Although Indians were by no means cut off from the outside world before the rise of Buddhism and although their world activities had already assumed such dimensions as to give a just occasion to our patriotic poet law-givers to claim [Let all the people of the world learn their duties from the elders born in this land]; yet as far as the present arguement is concerned, the international life of India after the rise of Buddhism, requires chiefly to be considered, because it was about this time when political enterprise having exposed or exhausted all possibilities of expansion in our own land naturally began to overflow its limits to an extent unevidenced before and the communications with the outsiders began to knock at our doors more impudently and even imperatively than they ever had done.
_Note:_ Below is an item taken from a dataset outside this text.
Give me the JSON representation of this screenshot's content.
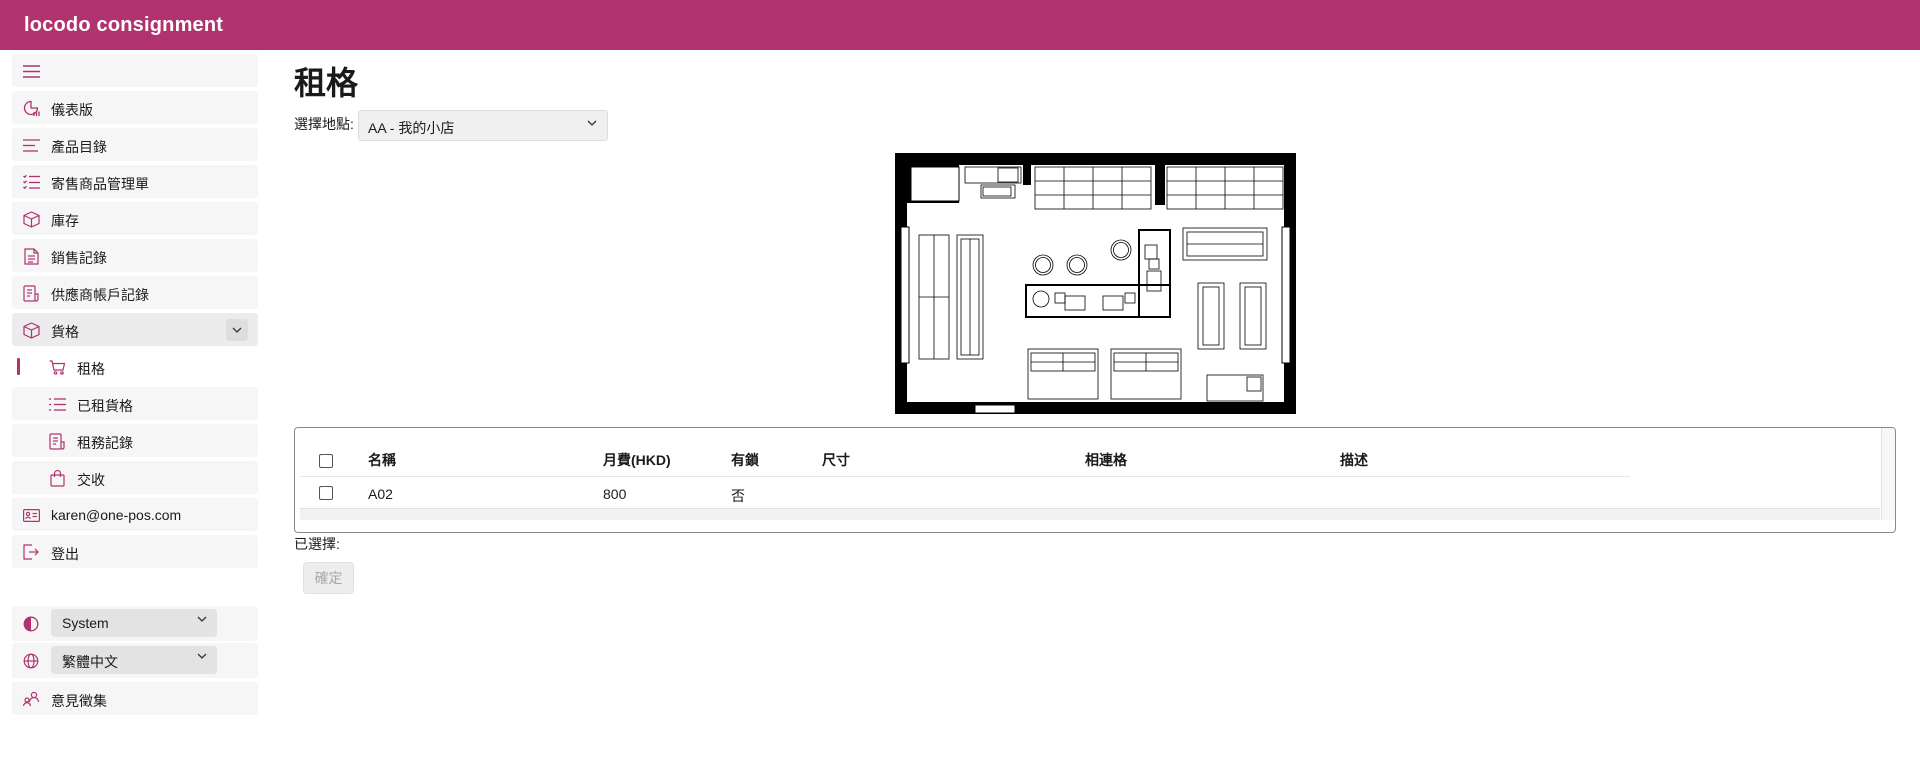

In addition to these political developments the great and divine mission that set in motion ’the wheel of the law of Righteousness’ made India the very heart-the very soul-of almost all the then known world. To countless millions of human souls from Misar to Mexico, the land of the Sindhus came to be the land of their Gods and Godmen. Thousands of pilgrims form distant shores poured into this country and thousands of scholars, preachers, sages and saints went from this land to all the then known world. But as the outside world persisted in recognizing us by our ancient name ‘Sindhu’ or ‘Hindu’ both these in-coming and out-going processes helped mightily to render that epithet to be the most prominent of our national names. The necessity of political and diplomatic correspondence with various states, who knew us as Hindus or Indus, must also have, by making it incumbent on our people to respond to it, revived the use of this epithet first side by side with and then at times even instead of the name Bharatkhand. But if the rise of Buddhism has thus enabled this epithet to grow in prominence throughout the world and made us more and more conscious of ourselves as Hindus, then strange to say the fall of Buddhism only carried this process further than ever.